East of Melbourne, near Hastings in 1977, a farmer, Mr Todd Anderson, lost three pigs in the space of a week, to a mysterious animal that visited his property at night. Each time it carried off a pig, the creature left behind enormous claw and pad marks in the farmyard soil.
In fact, the “Hastings Monster” has been known for generations to the locals. East of Hastings, across country in the Warragul-Moe districts, this ‘monster’ continues to make its presence known. In 1990, two motorcyclists claim to have been confronted by a “seven foot length [2.13m] head-to-tail, black-furred, panther-like creature”, on a bush tack half way between Warragul and Drouin.
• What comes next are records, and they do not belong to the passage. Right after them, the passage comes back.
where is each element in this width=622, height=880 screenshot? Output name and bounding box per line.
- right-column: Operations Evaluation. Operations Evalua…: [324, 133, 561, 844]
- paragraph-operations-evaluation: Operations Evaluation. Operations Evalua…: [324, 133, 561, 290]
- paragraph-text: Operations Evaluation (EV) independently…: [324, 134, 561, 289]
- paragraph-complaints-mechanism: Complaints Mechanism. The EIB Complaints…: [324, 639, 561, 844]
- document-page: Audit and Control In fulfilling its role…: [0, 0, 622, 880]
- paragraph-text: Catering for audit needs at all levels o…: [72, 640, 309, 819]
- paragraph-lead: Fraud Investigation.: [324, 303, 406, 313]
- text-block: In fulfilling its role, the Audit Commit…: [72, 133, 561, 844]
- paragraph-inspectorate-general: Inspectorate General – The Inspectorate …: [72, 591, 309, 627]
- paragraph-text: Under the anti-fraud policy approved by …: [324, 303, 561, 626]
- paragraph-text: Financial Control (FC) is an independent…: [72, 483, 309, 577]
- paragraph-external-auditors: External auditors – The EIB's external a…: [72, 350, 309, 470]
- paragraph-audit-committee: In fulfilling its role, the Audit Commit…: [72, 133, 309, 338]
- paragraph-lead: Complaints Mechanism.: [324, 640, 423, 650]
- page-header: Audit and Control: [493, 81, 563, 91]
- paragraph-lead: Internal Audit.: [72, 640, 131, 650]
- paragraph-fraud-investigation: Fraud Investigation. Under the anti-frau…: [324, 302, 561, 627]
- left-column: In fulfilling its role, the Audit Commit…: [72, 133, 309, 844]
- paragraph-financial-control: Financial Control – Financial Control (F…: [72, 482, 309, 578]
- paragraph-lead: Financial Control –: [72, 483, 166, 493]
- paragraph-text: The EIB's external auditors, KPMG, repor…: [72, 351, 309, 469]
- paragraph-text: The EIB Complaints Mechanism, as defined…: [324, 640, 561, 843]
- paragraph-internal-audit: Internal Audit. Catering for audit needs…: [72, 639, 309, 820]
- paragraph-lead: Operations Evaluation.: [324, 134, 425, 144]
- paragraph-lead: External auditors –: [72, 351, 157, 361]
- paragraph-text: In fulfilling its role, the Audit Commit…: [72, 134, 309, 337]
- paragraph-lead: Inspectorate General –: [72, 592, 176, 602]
In 1999, there were several sightings of a sleek, black-furred, panther-like animal, or animals, in the Moe district. Late one night in March that year, a motorist, John Clark, had to apply the brakes when a large ‘panther’ appeared ahead of his vehicle in the headlights, standing on a lonely bush road. It was dazzled by the headlights glare momentarily, before dashing off the road into the darkness.
During 2000 there were reports of fresh tracks of the “Moe Monster” found on properties about the district. Back in September 1978 a long ‘trackway’ of 15.3cm length paw prints were found on a muddy bush track close to the town. Eleven years later these animals were still being seen thereabouts, for in November 1989, a 1.6m long ‘panther’ was claimed seen crossing a paddock late one afternoon.
In June 1991, I received a report that several pigs and two calves had been killed by a mysterious animal in the vicinity of Yarragon. A farmer, a Mr Davis, discovered his missing animals in a heap in bushland, about two kilometres from his home. All had been mutilated and eaten and all had fang marks behind their heads - a characteristic of ‘panther’ kills.